The seventh BlogHer Annual Conference, one of the world’s largest conferences for women in social media, will take place August 5-6 in San Diego. BlogHer.com reaches more than 20M people monthly, according to a Nielsen Site Census from March 2010. The conference offers opportunities to network with top brands from corporate giants like PepsiCo, 3M and Procter & Gamble.
![]() Schmitt |
The hosts of the “Kiss Our Sass Party Powered by Match.com”, a party for single moms and friends, Melysa Schmitt and Jamie Wilson, claim that 3M agreed to sponsor their party to the amount of $1,500 and in turn, received tips on how to most effectively promote themselves at the event.
Schmitt and Wilson, who own the blogs “Sex, Lies, and Bacon” and “Single Mom Survives”, respectively, claim that the company then failed to respond to their messages for over a week and ultimately backed out of the event. They believe that 3M used their ideas in the planning of its party, scheduled for the same night and time.

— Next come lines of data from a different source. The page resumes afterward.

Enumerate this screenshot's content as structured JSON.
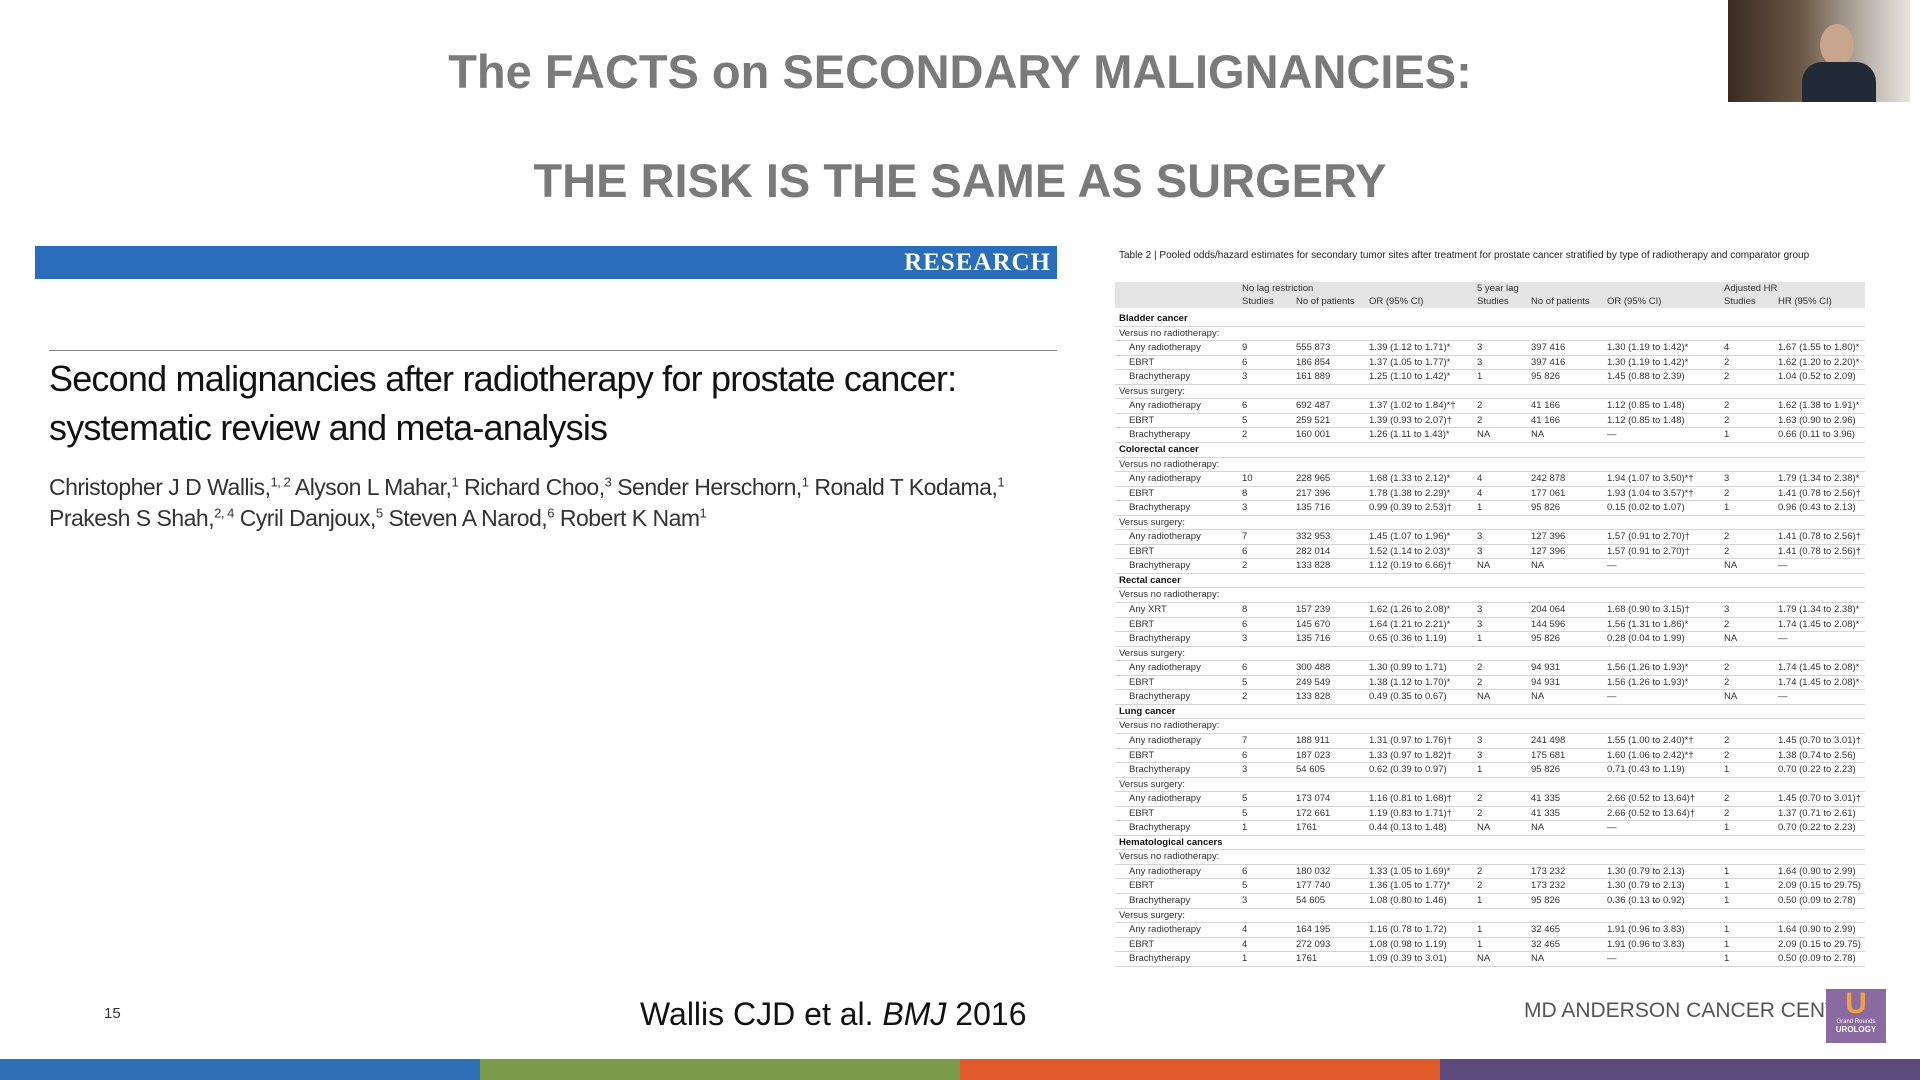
{
  "slide": {
    "title_line1": "The FACTS on SECONDARY MALIGNANCIES:",
    "title_line2": "THE RISK IS THE SAME AS SURGERY",
    "page_number": "15",
    "citation": {
      "authors": "Wallis CJD et al.",
      "journal": "BMJ",
      "year": "2016"
    },
    "footer": "MD ANDERSON CANCER CENTER",
    "logo": {
      "letter": "U",
      "top": "Grand Rounds",
      "bottom": "UROLOGY"
    }
  },
  "article": {
    "banner": "RESEARCH",
    "title_lines": [
      "Second malignancies after radiotherapy for prostate cancer:",
      "systematic review and meta-analysis"
    ],
    "author_lines": [
      [
        {
          "name": "Christopher J D Wallis,",
          "aff": "1, 2"
        },
        {
          "name": "Alyson L Mahar,",
          "aff": "1"
        },
        {
          "name": "Richard Choo,",
          "aff": "3"
        },
        {
          "name": "Sender Herschorn,",
          "aff": "1"
        },
        {
          "name": "Ronald T Kodama,",
          "aff": "1"
        }
      ],
      [
        {
          "name": "Prakesh S Shah,",
          "aff": "2, 4"
        },
        {
          "name": "Cyril Danjoux,",
          "aff": "5"
        },
        {
          "name": "Steven A Narod,",
          "aff": "6"
        },
        {
          "name": "Robert K Nam",
          "aff": "1"
        }
      ]
    ]
  },
  "table": {
    "caption": "Table 2 | Pooled odds/hazard estimates for secondary tumor sites after treatment for prostate cancer stratified by type of radiotherapy and comparator group",
    "header_groups": [
      "No lag restriction",
      "5 year lag",
      "Adjusted HR"
    ],
    "columns": [
      "Studies",
      "No of patients",
      "OR (95% CI)",
      "Studies",
      "No of patients",
      "OR (95% CI)",
      "Studies",
      "HR (95% CI)"
    ],
    "sections": [
      {
        "name": "Bladder cancer",
        "groups": [
          {
            "name": "Versus no radiotherapy:",
            "rows": [
              [
                "Any radiotherapy",
                "9",
                "555 873",
                "1.39 (1.12 to 1.71)*",
                "3",
                "397 416",
                "1.30 (1.19 to 1.42)*",
                "4",
                "1.67 (1.55 to 1.80)*"
              ],
              [
                "EBRT",
                "6",
                "186 854",
                "1.37 (1.05 to 1.77)*",
                "3",
                "397 416",
                "1.30 (1.19 to 1.42)*",
                "2",
                "1.62 (1.20 to 2.20)*"
              ],
              [
                "Brachytherapy",
                "3",
                "161 889",
                "1.25 (1.10 to 1.42)*",
                "1",
                "95 826",
                "1.45 (0.88 to 2.39)",
                "2",
                "1.04 (0.52 to 2.09)"
              ]
            ]
          },
          {
            "name": "Versus surgery:",
            "rows": [
              [
                "Any radiotherapy",
                "6",
                "692 487",
                "1.37 (1.02 to 1.84)*†",
                "2",
                "41 166",
                "1.12 (0.85 to 1.48)",
                "2",
                "1.62 (1.38 to 1.91)*"
              ],
              [
                "EBRT",
                "5",
                "259 521",
                "1.39 (0.93 to 2.07)†",
                "2",
                "41 166",
                "1.12 (0.85 to 1.48)",
                "2",
                "1.63 (0.90 to 2.96)"
              ],
              [
                "Brachytherapy",
                "2",
                "160 001",
                "1.26 (1.11 to 1.43)*",
                "NA",
                "NA",
                "—",
                "1",
                "0.66 (0.11 to 3.96)"
              ]
            ]
          }
        ]
      },
      {
        "name": "Colorectal cancer",
        "groups": [
          {
            "name": "Versus no radiotherapy:",
            "rows": [
              [
                "Any radiotherapy",
                "10",
                "228 965",
                "1.68 (1.33 to 2.12)*",
                "4",
                "242 878",
                "1.94 (1.07 to 3.50)*†",
                "3",
                "1.79 (1.34 to 2.38)*"
              ],
              [
                "EBRT",
                "8",
                "217 396",
                "1.78 (1.38 to 2.29)*",
                "4",
                "177 061",
                "1.93 (1.04 to 3.57)*†",
                "2",
                "1.41 (0.78 to 2.56)†"
              ],
              [
                "Brachytherapy",
                "3",
                "135 716",
                "0.99 (0.39 to 2.53)†",
                "1",
                "95 826",
                "0.15 (0.02 to 1.07)",
                "1",
                "0.96 (0.43 to 2.13)"
              ]
            ]
          },
          {
            "name": "Versus surgery:",
            "rows": [
              [
                "Any radiotherapy",
                "7",
                "332 953",
                "1.45 (1.07 to 1.96)*",
                "3",
                "127 396",
                "1.57 (0.91 to 2.70)†",
                "2",
                "1.41 (0.78 to 2.56)†"
              ],
              [
                "EBRT",
                "6",
                "282 014",
                "1.52 (1.14 to 2.03)*",
                "3",
                "127 396",
                "1.57 (0.91 to 2.70)†",
                "2",
                "1.41 (0.78 to 2.56)†"
              ],
              [
                "Brachytherapy",
                "2",
                "133 828",
                "1.12 (0.19 to 6.66)†",
                "NA",
                "NA",
                "—",
                "NA",
                "—"
              ]
            ]
          }
        ]
      },
      {
        "name": "Rectal cancer",
        "groups": [
          {
            "name": "Versus no radiotherapy:",
            "rows": [
              [
                "Any XRT",
                "8",
                "157 239",
                "1.62 (1.26 to 2.08)*",
                "3",
                "204 064",
                "1.68 (0.90 to 3.15)†",
                "3",
                "1.79 (1.34 to 2.38)*"
              ],
              [
                "EBRT",
                "6",
                "145 670",
                "1.64 (1.21 to 2.21)*",
                "3",
                "144 596",
                "1.56 (1.31 to 1.86)*",
                "2",
                "1.74 (1.45 to 2.08)*"
              ],
              [
                "Brachytherapy",
                "3",
                "135 716",
                "0.65 (0.36 to 1.19)",
                "1",
                "95 826",
                "0.28 (0.04 to 1.99)",
                "NA",
                "—"
              ]
            ]
          },
          {
            "name": "Versus surgery:",
            "rows": [
              [
                "Any radiotherapy",
                "6",
                "300 488",
                "1.30 (0.99 to 1.71)",
                "2",
                "94 931",
                "1.56 (1.26 to 1.93)*",
                "2",
                "1.74 (1.45 to 2.08)*"
              ],
              [
                "EBRT",
                "5",
                "249 549",
                "1.38 (1.12 to 1.70)*",
                "2",
                "94 931",
                "1.56 (1.26 to 1.93)*",
                "2",
                "1.74 (1.45 to 2.08)*"
              ],
              [
                "Brachytherapy",
                "2",
                "133 828",
                "0.49 (0.35 to 0.67)",
                "NA",
                "NA",
                "—",
                "NA",
                "—"
              ]
            ]
          }
        ]
      },
      {
        "name": "Lung cancer",
        "groups": [
          {
            "name": "Versus no radiotherapy:",
            "rows": [
              [
                "Any radiotherapy",
                "7",
                "188 911",
                "1.31 (0.97 to 1.76)†",
                "3",
                "241 498",
                "1.55 (1.00 to 2.40)*†",
                "2",
                "1.45 (0.70 to 3.01)†"
              ],
              [
                "EBRT",
                "6",
                "187 023",
                "1.33 (0.97 to 1.82)†",
                "3",
                "175 681",
                "1.60 (1.06 to 2.42)*†",
                "2",
                "1.38 (0.74 to 2.56)"
              ],
              [
                "Brachytherapy",
                "3",
                "54 605",
                "0.62 (0.39 to 0.97)",
                "1",
                "95 826",
                "0.71 (0.43 to 1.19)",
                "1",
                "0.70 (0.22 to 2.23)"
              ]
            ]
          },
          {
            "name": "Versus surgery:",
            "rows": [
              [
                "Any radiotherapy",
                "5",
                "173 074",
                "1.16 (0.81 to 1.68)†",
                "2",
                "41 335",
                "2.66 (0.52 to 13.64)†",
                "2",
                "1.45 (0.70 to 3.01)†"
              ],
              [
                "EBRT",
                "5",
                "172 661",
                "1.19 (0.83 to 1.71)†",
                "2",
                "41 335",
                "2.66 (0.52 to 13.64)†",
                "2",
                "1.37 (0.71 to 2.61)"
              ],
              [
                "Brachytherapy",
                "1",
                "1761",
                "0.44 (0.13 to 1.48)",
                "NA",
                "NA",
                "—",
                "1",
                "0.70 (0.22 to 2.23)"
              ]
            ]
          }
        ]
      },
      {
        "name": "Hematological cancers",
        "groups": [
          {
            "name": "Versus no radiotherapy:",
            "rows": [
              [
                "Any radiotherapy",
                "6",
                "180 032",
                "1.33 (1.05 to 1.69)*",
                "2",
                "173 232",
                "1.30 (0.79 to 2.13)",
                "1",
                "1.64 (0.90 to 2.99)"
              ],
              [
                "EBRT",
                "5",
                "177 740",
                "1.36 (1.05 to 1.77)*",
                "2",
                "173 232",
                "1.30 (0.79 to 2.13)",
                "1",
                "2.09 (0.15 to 29.75)"
              ],
              [
                "Brachytherapy",
                "3",
                "54 605",
                "1.08 (0.80 to 1.46)",
                "1",
                "95 826",
                "0.36 (0.13 to 0.92)",
                "1",
                "0.50 (0.09 to 2.78)"
              ]
            ]
          },
          {
            "name": "Versus surgery:",
            "rows": [
              [
                "Any radiotherapy",
                "4",
                "164 195",
                "1.16 (0.78 to 1.72)",
                "1",
                "32 465",
                "1.91 (0.96 to 3.83)",
                "1",
                "1.64 (0.90 to 2.99)"
              ],
              [
                "EBRT",
                "4",
                "272 093",
                "1.08 (0.98 to 1.19)",
                "1",
                "32 465",
                "1.91 (0.96 to 3.83)",
                "1",
                "2.09 (0.15 to 29.75)"
              ],
              [
                "Brachytherapy",
                "1",
                "1761",
                "1.09 (0.39 to 3.01)",
                "NA",
                "NA",
                "—",
                "1",
                "0.50 (0.09 to 2.78)"
              ]
            ]
          }
        ]
      }
    ]
  }
}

Hunter PR is representing 3M at BlogHer this year. When contacted for comment, a senior A/E at Hunter responded with a prepared statement written jointly by 3M and BlogHer:
“While 3M had inquired about sponsorship of this outside party, 3M signed its sponsorship agreement with BlogHer in May and subsequently notified the two blogger organizers that it was focusing on the details of its own official event and sponsorship.
On Monday morning, July 11th, 3M staff tried to arrange a phone call with these bloggers to hear their concerns. We would have welcomed the chance to speak. However, the bloggers declined 3M’s offer and instead continued to post negative comments.”
Schmitt and Wilson tell a different story. They admit that while 3M failed to sign the final contract, it did commit to sponsoring the party.
“They did not INQUIRE about sponsorship, they COMMITTED in an email after weeks of exchanges. ‘The Scotch team will be COMMITTING to this effort,’” wrote Schmitt in an open letter 3M on her blog. “They signed their sponsorship with BlogHer in May. They contacted us AFTER that and well into JUNE. They did not ‘subsequently’ [notify us].”
Schmitt also wrote that while she and Wilson did decline a telephone conversation with a 3M consumer brands PR manager, they did so in favor of continuing to communicate via email, as they had been for the past two months. “I knew they were going to say we declined to speak with them […] I knew what they were up to and why they would not speak to me further about it in writing.”
BlogHer co-founder and CEO Lisa Stone has described the female blogger as “one of the most powerful communicators in social media today.” Women make 85% of all consumer purchases and control $4.3 trillion in U.S. consumer spending, so it’s no surprise that 3M’s PR team tried to tap this valuable resource by sponsoring the 2011 BlogHer Conference. However the Kiss Our Sass incident has sparked anger in several BlogHer attendees and other influential female bloggers, many of whom have publicly vowed to boycott 3M.
Shortly after the 2010 BlogHer Conference, O’Dwyer’s asked Jason Winocour, social media practice leader of Hunter PR, to comment on why female bloggers were so important to big brands. He said: “Female and ‘mom’ bloggers develop trusting and lasting relationships with their communities, and as a result, brands want to be known to bloggers because of the consumer influence they wield.”
It is not yet clear what effect, if any, this consumer influence will have on 3M’s overall image and sales.